Abstract
1- Introduction
2- Method
3- Results
4- Discussion
5- Conclusion
References
Abstract
Sensitivity analysis (SA) can be applied to building energy models (BEM) to identify which input parameters that drive the majority of the model output variation. The screening-based Morris method is often applied for this purpose; however, consideration regarding the effect of the user-defined number of levels (p) and trajectories (r) on the obtained results are rare. This paper investigates how the choice of p and r affects the outcome of a SA using the Morris method on a high fidelity BEM. The results indicates that the Morris method was not able to replicate the ranking from the variance-based Sobol’ method no matter the choice of r and p.
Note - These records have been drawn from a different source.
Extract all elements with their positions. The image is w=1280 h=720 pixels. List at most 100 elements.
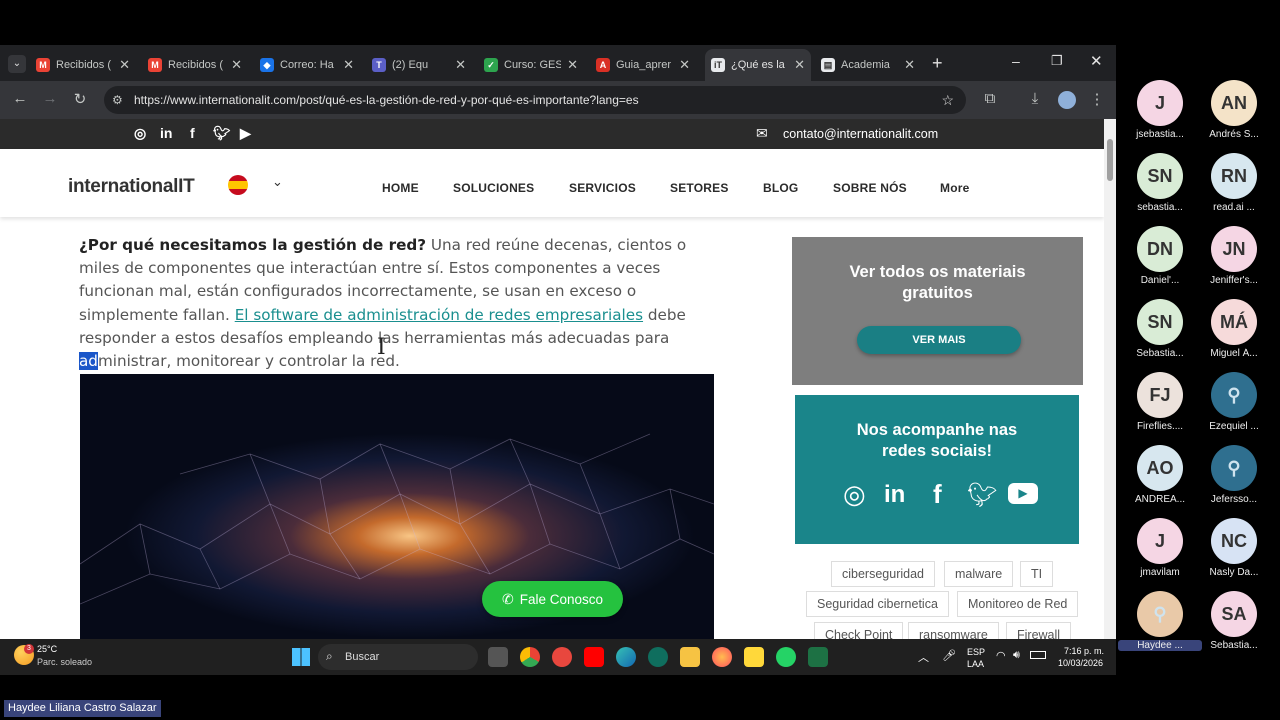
nav-item[interactable]: SETORES [670,181,729,195]
participant-tile[interactable]: FJ Fireflies.... [1118,372,1202,432]
participant-tile[interactable]: SN Sebastia... [1118,299,1202,359]
tasks-icon[interactable] [552,647,572,667]
download-icon[interactable]: ⤓ [1025,90,1045,107]
start-icon[interactable] [292,648,310,666]
search-box[interactable]: ⌕ Buscar [318,644,478,670]
facebook-icon[interactable]: f [190,125,195,141]
linkedin-icon[interactable]: in [160,125,172,141]
instagram-icon[interactable]: ◎ [843,479,866,510]
tab-search-button[interactable]: ⌄ [8,55,26,73]
close-window-button[interactable]: ✕ [1090,52,1103,70]
file-explorer-icon[interactable] [680,647,700,667]
tab-close-icon[interactable]: ✕ [567,57,578,73]
forward-button[interactable]: → [40,90,60,107]
participant-tile[interactable]: AO ANDREA... [1118,445,1202,505]
language-chevron-icon[interactable]: ⌄ [272,174,283,190]
youtube-app-icon[interactable] [584,647,604,667]
tab-8[interactable]: ▤ Academia ✕ [815,49,921,81]
nav-item[interactable]: SOBRE NÓS [833,181,907,195]
twitter-icon[interactable]: 🐦︎ [213,125,231,142]
tab-2[interactable]: M Recibidos (✕ [142,49,248,81]
lang-1[interactable]: ESP [967,647,985,657]
linkedin-icon[interactable]: in [884,481,905,509]
tab-5[interactable]: ✓ Curso: GES ✕ [478,49,584,81]
clock-time[interactable]: 7:16 p. m. [1064,646,1104,656]
back-button[interactable]: ← [10,90,30,107]
participant-tile[interactable]: JN Jeniffer's... [1192,226,1276,286]
edge-dev-icon[interactable] [648,647,668,667]
participant-tile[interactable]: MÁ Miguel Á... [1192,299,1276,359]
blog-tag[interactable]: TI [1020,561,1054,587]
tab-close-icon[interactable]: ✕ [679,57,690,73]
blog-tag[interactable]: Seguridad cibernetica [806,591,949,617]
participant-tile[interactable]: ⚲ Haydee ... [1118,591,1202,651]
tab-7[interactable]: iT ¿Qué es la ✕ [705,49,811,81]
volume-icon[interactable]: 🔊︎ [1013,649,1020,662]
twitter-icon[interactable]: 🐦︎ [967,481,997,510]
participant-tile[interactable]: SA Sebastia... [1192,591,1276,651]
blog-tag[interactable]: malware [944,561,1014,587]
wifi-icon[interactable]: ◠ [996,649,1006,662]
youtube-icon[interactable]: ▶ [240,125,251,142]
profile-avatar[interactable] [1058,91,1076,109]
facebook-icon[interactable]: f [933,479,942,510]
participant-tile[interactable]: NC Nasly Da... [1192,518,1276,578]
contact-email[interactable]: contato@internationalit.com [783,127,938,141]
article-link[interactable]: El software de administración de redes e… [235,306,643,324]
restore-button[interactable]: ❐ [1051,53,1063,69]
tray-chevron-icon[interactable]: ︿ [918,649,929,665]
tab-close-icon[interactable]: ✕ [794,57,805,73]
tab-close-icon[interactable]: ✕ [343,57,354,73]
extensions-icon[interactable]: ⧉ [980,90,1000,107]
menu-icon[interactable]: ⋮ [1087,90,1107,108]
mic-icon[interactable]: 🎤︎ [942,649,956,662]
participant-tile[interactable]: Jjsebastia... [1118,80,1202,140]
blog-tag[interactable]: Monitoreo de Red [957,591,1079,617]
minimize-button[interactable]: – [1012,53,1020,69]
site-info-icon[interactable]: ⚙ [112,86,123,114]
blog-tag[interactable]: Check Point [814,622,904,639]
whatsapp-contact-button[interactable]: ✆ Fale Conosco [482,581,623,617]
blog-tag[interactable]: ciberseguridad [831,561,935,587]
battery-icon[interactable] [1030,651,1046,659]
new-tab-button[interactable]: + [932,53,943,74]
blog-tag[interactable]: ransomware [908,622,999,639]
participant-tile[interactable]: ⚲ Jefersso... [1192,445,1276,505]
tab-close-icon[interactable]: ✕ [455,57,466,73]
sticky-notes-icon[interactable] [744,647,764,667]
youtube-icon[interactable]: ▶ [1008,483,1038,504]
participant-tile[interactable]: Jjmavilam [1118,518,1202,578]
clock-date[interactable]: 10/03/2026 [1058,658,1103,668]
task-view-icon[interactable] [488,647,508,667]
site-logo[interactable]: internationalIT [68,176,195,198]
tab-close-icon[interactable]: ✕ [904,57,915,73]
lang-2[interactable]: LAA [967,659,984,669]
spain-flag-icon[interactable] [228,175,248,195]
nav-item[interactable]: SOLUCIONES [453,181,534,195]
nav-item[interactable]: HOME [382,181,419,195]
nav-item[interactable]: BLOG [763,181,798,195]
nav-item[interactable]: SERVICIOS [569,181,636,195]
excel-icon[interactable] [808,647,828,667]
page-scrollbar[interactable] [1104,119,1116,639]
instagram-icon[interactable]: ◎ [134,125,146,142]
participant-tile[interactable]: SN sebastia... [1118,153,1202,213]
firefox-icon[interactable] [712,647,732,667]
participant-tile[interactable]: DN Daniel'... [1118,226,1202,286]
nav-item[interactable]: More [940,181,969,195]
participant-tile[interactable]: RN read.ai ... [1192,153,1276,213]
participant-tile[interactable]: AN Andrés S... [1192,80,1276,140]
tab-6[interactable]: A Guia_aprer ✕ [590,49,696,81]
participant-tile[interactable]: ⚲ Ezequiel ... [1192,372,1276,432]
edge-icon[interactable] [616,647,636,667]
scrollbar-thumb[interactable] [1107,139,1113,181]
bookmark-star-icon[interactable]: ☆ [941,86,954,114]
whatsapp-app-icon[interactable] [776,647,796,667]
tab-close-icon[interactable]: ✕ [231,57,242,73]
tab-4[interactable]: T (2) Equ ✕ [366,49,472,81]
reload-button[interactable]: ↻ [70,90,90,108]
tab-close-icon[interactable]: ✕ [119,57,130,73]
tab-3[interactable]: ◆ Correo: Ha ✕ [254,49,360,81]
tab-1[interactable]: M Recibidos (✕ [30,49,136,81]
blog-tag[interactable]: Firewall [1006,622,1072,639]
It was, however, able to identify groups of input parameters (parameter clusters) most sensitive to the model output variability, but it required significantly more r than usually applied in studies featuring the Morris method. The reason is that marginal differences in absolute values of elementary effects (the sensitivity indices of the Morris method) for some input parameters may lead to a change in ranking position several times as the number of r increases. Users of the Morris method must therefore not be predetermined on the size of the parameter cluster; instead, they must make a visual assessment of the convergence of the parameter ranking to qualitatively determine the appropriate size of parameter cluster. The final recommendation for future studies deploying the Morris method for SA applied to a high fidelity BEM is to choose p ≥ 4 as it seems to lead the analysis towards a more truthful ranking, and then run simulations in steps of r = 100 when making the visual assessment to determine convergence and the size of parameter cluster. The identified need for more r questions the general notion that the Morris method is a computationally efficient screening method in terms of absolute time use. However, the Morris method is still much more computational efficient than a Sobol’-based analysis if the purpose of the SA is to identify a cluster of input parameters most sensitive to the model output variability.
Introduction
Building designers may find it informative to employ a sensitivity analysis (SA) to a building energy model (BEM) to identify which design variables that drive the majority of the model output variation in terms of indoor climate and energy use. SA methods for this purpose can in general be categorised as either local sensitivity analysis (LSA) or global sensitivity analysis (GSA) [1]. LSA methods rely on a one-parameter-at-a-time (OAT) technique where all parameter values have equal probability of occurrence. The OAT technique means that LSA methods do not account for any effects from correlated input parameters. However, LSA methods are easy to implement and fast to conduct as they require only few model evaluations. The GSA category covers a range of methods applying different techniques. Common for the methods in the GSA category is that they evaluate the effect of an input parameter on the output by varying not only the parameter in question, but all other input parameters chosen for analysis as well. GSA methods are therefore able to include effects from correlated input parameters as well as non-linear and non-additive model behavior. The outcome of a GSA may therefore be more reliable than the outcome from a LSA but GSA methods are more complicated to implement and are significantly slower to conduct as they require many model evaluations. A specific group of GSA methods are the so-called screening methods [2]. Screening-based SA methods are often considered useful for qualitative identification of design variables to which the model output variability is most sensitive, whereas more advanced GSA methods, such as a variance-based method, must be applied if a quantitative ranking of parameters is desirable. The screening method initially described by Morris [3], and since refined and expanded by different authors [4-5], seems to be widely used for BEM-based analysis; see Table 1 for an overview of BEM-based studies featuring the Morris method. A compelling argument for applying the Morris method, instead of a more comprehensive variance-based GSA method, is that it is a computational efficient alternative if only a rough ranking of the parameters is desired.